Audience understanding drove the night’s agenda, and the pair took time to help individuals comprehend the concepts presented. All participants left with the knowledge that consent only comes in the form of an enthusiastic “yes!” When defining the differences between sexual assault and rape, Enriquez shed light on an often overlooked aspect of the issue: that “one is not worse or more traumatic than the other.” She said no hierarchy exists between unwanted actions, as “all are traumatic, and all survivors deserve respect towards the courage they have displayed.”
Both presenters took time to explain that every individual reacts to sexual violence incidents differently, and there is no one correct way to respond to an issue. As a result, the helpful tips they provided for victims and supporters ranged from ensuring you ask for consent as explicitly as possible to “if you wouldn’t drive a car, then you should not be having sex.”
“We try to give you tools that you can use in the real world, not the picture-perfect law world,” Friedman said.
The most powerful moment of the night was when Enriquez shared her own story with the crowd. As a Southern California native, Enriquez was far from home at Penn State and found comfort in a boy who “felt like home.” Fearful of getting an underage citation for walking in town after drinking, she spent the night at his fraternity house. She woke up unaware of what had happened the night before, with hazy memories of her friend telling her, “It’s okay, stop making such a big deal out of this.”
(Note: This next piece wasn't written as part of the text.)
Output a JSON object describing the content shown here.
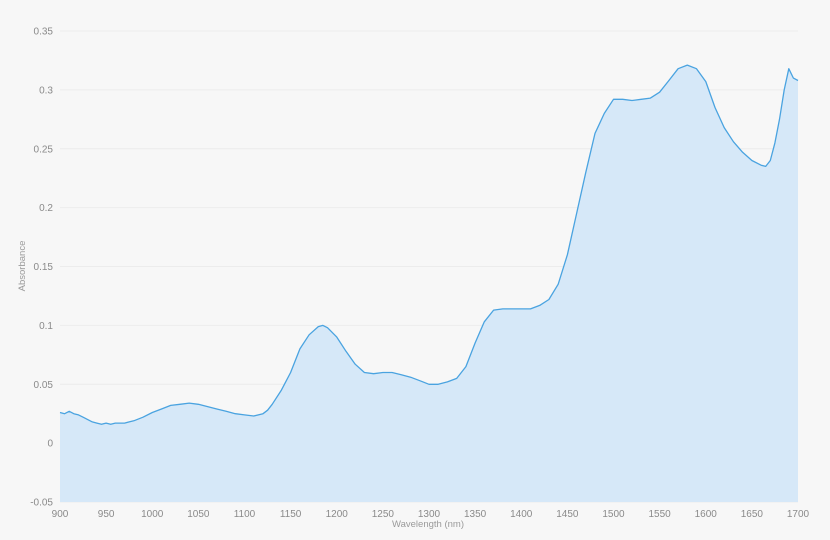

Although Enriquez chose not to report the incident to the police, she found comfort in her friend, the past president of the fraternity house where her rape occurred. “If it wasn’t for him standing up for me and believing in me,” Enriquez shared, “I wouldn’t be alive today.”
“You can be that person for someone,” said Enriquez, encouraging the audience to support individuals in any way they need it. For Enriquez, this meant accompanying her on 5 a.m. trips to Walmart when she couldn’t sleep or offering up a futon when she was scared to be alone.
Enriquez made a poignant statement when discussing victim support by saying “[rape and sexual assault]are not PR issues, or about what your org or university will look like — this is about a human being, and the role that you could play in fixing this problem.”
“The more you ask for consent, the easier it will be.” Enriquez told the audience. “We want to create a consent culture.”